Я прошу его вкратце объяснить темы и затрагиваемые на уроках, что я пропустила, обсуждения. Так и проходит наш вечер — юноша сидит передо мной и с трепетом дает какие-то определения, переспрашивает меня и, не дождавшись ответа, продолжает. Признаться, слушаю я его вполуха, постоянно отвлекаюсь и засматриваюсь. Вот мои глаза мертво цепляются за золотые запонки на его черной атласной рубашке, я всматриваюсь в их блеск от зажженных настенных ламп и совершенно не вникаю в рассказываемую им историю о первых законах, принятых на восхождении Нового Мира. Законы того старого Нового Мира были ничем по сравнению с золотыми запонками Ромео, а сам этот старый Новый Мир не стоил и волоса с головы юноши, что сидел сейчас рядом и, смотря добрым взглядом, молвил устами об абсолютно для меня отрешенном. Я впервые видела в своей спальне кого-то кроме членов семьи, и для меня это было слишком интимно. Простыни под его телом сминались все больше, с каждым его кивком и движением корпуса тела — я смотрела, как ткань съезжает, оголяя белоснежный матрас.
Но Ромео покидает меня до комендантского часа.
Я провожаю его, уверяю прийти завтра в школу и отступаю от двери, позволив служанке закрыть ее. Миринда извиняется и откланивается, а я собираюсь подняться к себе, как вижу спустившуюся, выбравшуюся из своей норки на втором этаже, Золото.
— Что делали в комнате? Обнимались? — ехидно режет она, и я узнаю материнские ноты скрипа — беспощадные и огненные; она бы могла пускать в людей стрелы, пользуясь только словами и своим ораторским мастерством, развитым не по годам.
Такая бы как Золото не могла заседать в комитете управляющих — эта должность неприкосновенного лидера моя; она была бы харизматичным правителем. Мне бы подавали бумаги на подпись и просили разрешения, ей бы выпала учесть вставать на ораторской скамье и вводить в народ информацию острой иглой шприца. Золото выдумывала каверзные вопросы, еще не дослушав речь до ее логического исхода, она сбивала, она была как ураган, который путал и заставлял ошибаться. Золото могла вести массы, могла. Но она родилась в семье Голдман — богиней мирового рынка, будущей управляющей с обеспеченным ей местом в комитете главнейших. Она должна была стать следующей богиней Нового Мира, и мыслей ее на этот счет я не знала.
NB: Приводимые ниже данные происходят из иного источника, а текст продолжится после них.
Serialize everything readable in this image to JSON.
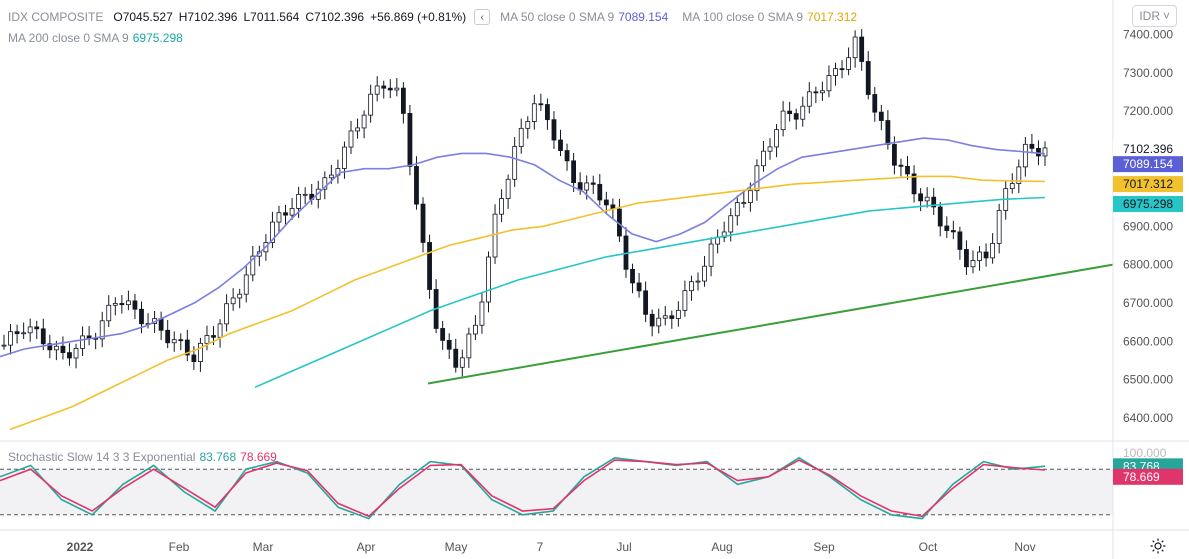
{
  "symbol": "IDX COMPOSITE",
  "ohlc": {
    "o_label": "O",
    "o": "7045.527",
    "h_label": "H",
    "h": "7102.396",
    "l_label": "L",
    "l": "7011.564",
    "c_label": "C",
    "c": "7102.396",
    "change": "+56.869 (+0.81%)"
  },
  "collapse_icon": "chevron-left-icon",
  "currency": "IDR",
  "ma": [
    {
      "label": "MA 50 close 0 SMA 9",
      "value": "7089.154",
      "color": "#7b7fe0"
    },
    {
      "label": "MA 100 close 0 SMA 9",
      "value": "7017.312",
      "color": "#f2c12e"
    },
    {
      "label": "MA 200 close 0 SMA 9",
      "value": "6975.298",
      "color": "#26c6c6"
    }
  ],
  "stoch": {
    "label": "Stochastic Slow 14 3 3 Exponential",
    "k": "83.768",
    "d": "78.669",
    "k_color": "#26a69a",
    "d_color": "#e0356b"
  },
  "last_price": "7102.396",
  "colors": {
    "up": "#131722",
    "down": "#131722",
    "trend": "#3a9e3a"
  },
  "chart_data": {
    "type": "line",
    "price_axis": {
      "ticks": [
        "7400.000",
        "7300.000",
        "7200.000",
        "7100.000",
        "7000.000",
        "6900.000",
        "6800.000",
        "6700.000",
        "6600.000",
        "6500.000",
        "6400.000"
      ],
      "range": [
        6340,
        7490
      ]
    },
    "stoch_axis": {
      "ticks": [
        "100.000"
      ],
      "range": [
        0,
        100
      ],
      "bands": [
        80,
        20
      ]
    },
    "time_axis": [
      "2022",
      "Feb",
      "Mar",
      "Apr",
      "May",
      "7",
      "Jul",
      "Aug",
      "Sep",
      "Oct",
      "Nov"
    ],
    "price_series": [
      6590,
      6640,
      6610,
      6560,
      6590,
      6630,
      6720,
      6670,
      6640,
      6600,
      6560,
      6620,
      6700,
      6790,
      6890,
      6950,
      6980,
      7010,
      7100,
      7200,
      7280,
      7230,
      6880,
      6600,
      6540,
      6650,
      6930,
      7100,
      7230,
      7150,
      7020,
      7000,
      6960,
      6780,
      6660,
      6650,
      6720,
      6800,
      6900,
      6960,
      7070,
      7180,
      7200,
      7260,
      7300,
      7380,
      7200,
      7080,
      7000,
      6950,
      6880,
      6800,
      6830,
      7000,
      7100,
      7102
    ],
    "ma50": [
      6560,
      6580,
      6590,
      6600,
      6610,
      6620,
      6640,
      6670,
      6700,
      6740,
      6790,
      6850,
      6920,
      6980,
      7040,
      7050,
      7050,
      7060,
      7080,
      7090,
      7090,
      7080,
      7060,
      7020,
      6990,
      6930,
      6880,
      6860,
      6880,
      6910,
      6960,
      7010,
      7050,
      7080,
      7090,
      7100,
      7110,
      7120,
      7130,
      7125,
      7110,
      7100,
      7095,
      7089
    ],
    "ma100": [
      6370,
      6400,
      6430,
      6470,
      6510,
      6550,
      6580,
      6620,
      6650,
      6680,
      6720,
      6760,
      6790,
      6820,
      6850,
      6870,
      6890,
      6900,
      6920,
      6940,
      6960,
      6970,
      6980,
      6990,
      7000,
      7010,
      7015,
      7020,
      7025,
      7030,
      7030,
      7020,
      7018,
      7017
    ],
    "ma200": [
      6480,
      6530,
      6580,
      6630,
      6680,
      6720,
      6760,
      6790,
      6820,
      6840,
      6860,
      6880,
      6900,
      6920,
      6940,
      6950,
      6960,
      6970,
      6975
    ],
    "trendline": [
      [
        6490
      ],
      [
        6800
      ]
    ],
    "stoch_k": [
      70,
      85,
      40,
      20,
      60,
      85,
      50,
      25,
      80,
      90,
      75,
      30,
      15,
      60,
      90,
      85,
      40,
      20,
      25,
      70,
      95,
      90,
      85,
      90,
      60,
      70,
      95,
      70,
      40,
      20,
      15,
      60,
      90,
      80,
      84
    ],
    "stoch_d": [
      65,
      80,
      45,
      25,
      55,
      80,
      55,
      30,
      75,
      88,
      78,
      35,
      18,
      55,
      85,
      86,
      45,
      25,
      28,
      65,
      92,
      90,
      86,
      88,
      65,
      70,
      92,
      72,
      45,
      25,
      18,
      55,
      86,
      82,
      79
    ]
  }
}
— Если это единственное, что интересует тебя в жизни — обратись к врачу, — спокойно парируя я, глядя на сестру сверху вниз.
— Как ты сегодня? — язвит она.
День Четвертый
Я плохо сплю. Кошмары не беспокоят, дурные сны не тревожат; только глаза начинают закрываться, как шорох и упавшая с улицы тень на лицо пробуждает меня. Я ворочаюсь, успокаивая себя мыслью о том, что когда я встану все будет хорошо — наступит мой день и никто этого не отнимет. Обеспеченное матерью предпраздничное настроение вовсе пропадет, как и все прожитые дни До — ускользнут, затеряются в пакете воспоминаний и более никогда не будут тронуты.
— Карамель!
Я резко поднимаюсь, плечами подаюсь вперед и чувствую, как сводит от резкого вздоха грудную клетку. Кто-то кричал, но я не понимаю во сне или наяву. С минуту сижу, зарывшись ногами в тонкое мягкое одеяло и жду, но никто не зовет меня вновь, голос ускользает, и вот я уже даже мысленно не помню интонацию, с которой произнесли имя девочки, живущей по улице Голдман. Карамель.